I met the main character in my love story last Friday night at the VFW in Florence. Or some might say, I accosted her.
Earlier that week, my intern Shannon Grossman completed her review of the manuscript, Unleashing the Sun. (You will hear more about this soon.) One piece of feedback Shannon had for me is that she couldn’t quite picture Roxie Rogers, the main character. I had to admit, Roxie was not all that clear in my mind either.
So, I started thinking more about Roxie. What exactly did she look like? Were her teeth straight? Any gaps? What was the exact color and length of her hair? I had a vague notion of it all, but nothing clearly defined.
Friday night, I went out to see my friend Mike Hooker of Kiss Me Florence at the VFW with my friend Becky and Mike’s wife, Jeanne. Sometime around 8 p.m., in walked Roxie through the front door, and I recognized her immediately.
She was a brunette with shoulder length, wavy hair pulled back in an 80s-like hairband. (I was also instantly aware that Roxie has a collection of such hairbands.) The stand-in Roxie had round dangling earrings, brown eyes, and full, flushed cheeks. What caught my attention, though, were her bright eyes and exuberance.
This Roxie person took to the dance floor with some friends of hers right in front of me.

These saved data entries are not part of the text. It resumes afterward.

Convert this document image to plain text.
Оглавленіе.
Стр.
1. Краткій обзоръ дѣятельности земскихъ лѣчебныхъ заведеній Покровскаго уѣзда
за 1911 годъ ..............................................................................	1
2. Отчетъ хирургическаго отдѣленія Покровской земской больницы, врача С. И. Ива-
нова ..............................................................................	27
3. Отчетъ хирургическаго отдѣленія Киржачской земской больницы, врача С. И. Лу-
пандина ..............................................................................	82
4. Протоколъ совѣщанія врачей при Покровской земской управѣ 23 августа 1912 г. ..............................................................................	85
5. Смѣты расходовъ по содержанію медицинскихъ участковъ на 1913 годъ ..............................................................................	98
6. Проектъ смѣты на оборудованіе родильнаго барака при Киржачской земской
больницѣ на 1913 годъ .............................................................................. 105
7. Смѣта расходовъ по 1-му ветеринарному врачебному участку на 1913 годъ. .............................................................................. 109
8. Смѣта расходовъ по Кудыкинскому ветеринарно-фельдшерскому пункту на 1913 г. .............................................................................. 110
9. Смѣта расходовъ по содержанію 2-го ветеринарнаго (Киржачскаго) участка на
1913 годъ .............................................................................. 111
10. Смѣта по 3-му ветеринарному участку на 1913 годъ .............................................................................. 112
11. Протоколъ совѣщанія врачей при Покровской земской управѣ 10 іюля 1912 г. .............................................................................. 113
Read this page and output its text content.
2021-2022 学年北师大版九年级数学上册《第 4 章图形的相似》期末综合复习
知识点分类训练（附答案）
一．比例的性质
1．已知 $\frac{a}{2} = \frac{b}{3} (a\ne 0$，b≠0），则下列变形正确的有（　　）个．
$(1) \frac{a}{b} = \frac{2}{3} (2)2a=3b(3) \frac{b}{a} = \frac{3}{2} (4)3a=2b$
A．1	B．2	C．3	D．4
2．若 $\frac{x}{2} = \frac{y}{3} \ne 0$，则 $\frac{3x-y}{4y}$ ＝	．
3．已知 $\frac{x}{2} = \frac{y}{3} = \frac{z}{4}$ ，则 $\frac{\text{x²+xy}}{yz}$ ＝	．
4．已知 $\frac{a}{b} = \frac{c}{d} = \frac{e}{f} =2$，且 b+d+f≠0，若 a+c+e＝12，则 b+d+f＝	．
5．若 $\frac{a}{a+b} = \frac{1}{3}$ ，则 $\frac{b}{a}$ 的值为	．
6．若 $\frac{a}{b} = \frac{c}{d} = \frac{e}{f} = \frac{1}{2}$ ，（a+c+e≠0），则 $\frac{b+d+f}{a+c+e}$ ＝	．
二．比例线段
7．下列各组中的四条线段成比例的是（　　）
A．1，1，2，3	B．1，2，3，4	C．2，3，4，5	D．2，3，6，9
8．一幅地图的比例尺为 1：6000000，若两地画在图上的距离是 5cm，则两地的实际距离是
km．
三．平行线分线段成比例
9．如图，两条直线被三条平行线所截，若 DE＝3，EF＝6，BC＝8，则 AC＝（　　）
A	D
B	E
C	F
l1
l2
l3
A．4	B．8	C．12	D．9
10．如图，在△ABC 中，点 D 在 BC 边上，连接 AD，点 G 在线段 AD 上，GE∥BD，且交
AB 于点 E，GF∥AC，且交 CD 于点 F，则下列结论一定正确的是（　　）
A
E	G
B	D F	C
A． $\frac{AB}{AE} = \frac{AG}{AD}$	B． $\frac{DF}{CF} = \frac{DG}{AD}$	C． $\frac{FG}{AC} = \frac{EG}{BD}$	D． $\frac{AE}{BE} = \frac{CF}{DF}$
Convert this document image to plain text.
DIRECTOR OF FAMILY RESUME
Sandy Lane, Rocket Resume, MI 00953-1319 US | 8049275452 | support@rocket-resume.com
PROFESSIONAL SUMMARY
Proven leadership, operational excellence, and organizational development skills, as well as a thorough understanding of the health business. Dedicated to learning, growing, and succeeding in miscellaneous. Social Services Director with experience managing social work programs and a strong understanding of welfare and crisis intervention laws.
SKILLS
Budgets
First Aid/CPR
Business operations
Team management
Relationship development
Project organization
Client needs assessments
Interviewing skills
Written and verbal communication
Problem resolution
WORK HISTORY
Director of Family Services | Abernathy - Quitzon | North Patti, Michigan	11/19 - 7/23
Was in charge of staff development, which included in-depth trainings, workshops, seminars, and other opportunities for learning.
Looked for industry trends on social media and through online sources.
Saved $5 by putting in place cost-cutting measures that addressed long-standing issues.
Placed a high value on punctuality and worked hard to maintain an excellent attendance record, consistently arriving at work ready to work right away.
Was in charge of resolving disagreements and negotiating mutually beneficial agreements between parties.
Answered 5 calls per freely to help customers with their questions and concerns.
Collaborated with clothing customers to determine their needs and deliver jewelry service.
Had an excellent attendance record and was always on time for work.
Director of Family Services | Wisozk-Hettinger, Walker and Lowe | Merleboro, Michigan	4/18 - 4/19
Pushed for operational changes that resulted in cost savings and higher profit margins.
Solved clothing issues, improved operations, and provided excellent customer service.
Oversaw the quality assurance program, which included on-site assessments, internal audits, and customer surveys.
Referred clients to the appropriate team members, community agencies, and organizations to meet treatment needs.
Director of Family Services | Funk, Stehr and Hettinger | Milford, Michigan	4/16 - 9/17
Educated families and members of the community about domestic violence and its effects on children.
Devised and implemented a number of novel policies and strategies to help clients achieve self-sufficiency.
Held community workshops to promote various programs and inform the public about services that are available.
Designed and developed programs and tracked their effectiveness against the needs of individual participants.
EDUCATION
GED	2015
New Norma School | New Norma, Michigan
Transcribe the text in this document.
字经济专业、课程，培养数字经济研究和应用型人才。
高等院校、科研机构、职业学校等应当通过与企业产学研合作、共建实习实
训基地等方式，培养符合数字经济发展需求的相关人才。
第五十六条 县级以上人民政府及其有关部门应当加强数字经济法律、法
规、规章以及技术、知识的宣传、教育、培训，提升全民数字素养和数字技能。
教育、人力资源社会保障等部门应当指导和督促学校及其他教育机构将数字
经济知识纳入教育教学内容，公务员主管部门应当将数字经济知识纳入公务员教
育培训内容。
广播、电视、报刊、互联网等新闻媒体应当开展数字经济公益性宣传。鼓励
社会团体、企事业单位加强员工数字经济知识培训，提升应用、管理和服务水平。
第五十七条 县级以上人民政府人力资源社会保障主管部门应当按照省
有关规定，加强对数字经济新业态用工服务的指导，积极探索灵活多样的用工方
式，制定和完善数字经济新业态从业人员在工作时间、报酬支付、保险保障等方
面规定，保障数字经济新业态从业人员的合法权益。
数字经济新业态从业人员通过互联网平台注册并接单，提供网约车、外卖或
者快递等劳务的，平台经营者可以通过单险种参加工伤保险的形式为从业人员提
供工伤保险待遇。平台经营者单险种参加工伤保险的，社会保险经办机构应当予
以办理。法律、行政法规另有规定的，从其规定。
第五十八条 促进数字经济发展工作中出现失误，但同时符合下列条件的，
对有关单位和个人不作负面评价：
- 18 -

“She looks like my main character,” I whispered to Becky, because the band’s volume was just right that night, and one could actually whisper in an ear and be heard. “I’m going to take her picture so I can describe her.”
But this Roxie stand-in was so full of life and energy—just like my Roxie—that all my attempts resulted in shots of the back of her head. When the song ended, my Roxie moved again to the back of the room.
“That’s so frustrating!” I said to Becky.
“Go tell her who you are and what you’re doing and ask her if you can take a picture,” Becky said.
So I did. I explained to this stranger in the hairband that I’m a writer working on a love story, and that she looks just like my protagonist, who I have been having trouble describing with any clarity. I asked if I could take her photo.
“Who are you again?” I gave her my business card, and explained a second time.
“Will I see my photo on the Internet or some other weird place?” she asked me.
I said no. (So that’s why the photo you see here is not her; it’s Mike, talking up his audience.)
“OK then, sure,” she said. I snapped a quick photo and now can’t wait to go back in the manuscript and weave in Roxie’s look and her affection for hairbands. Shannon had other feedback I am excited to tackle as well. I will go through the book and add this kind of depth when Judy Kelliher and I go on a writing retreat in New Hampshire the first weekend in April.
Before I left that night, I said goodbye to my new friend, and I told her the character’s name is “Roxie.”
“Cool,” she said, adding, “My name is Sue.”
I will never be able to look at her photo and think “Sue.” And that is a good thing!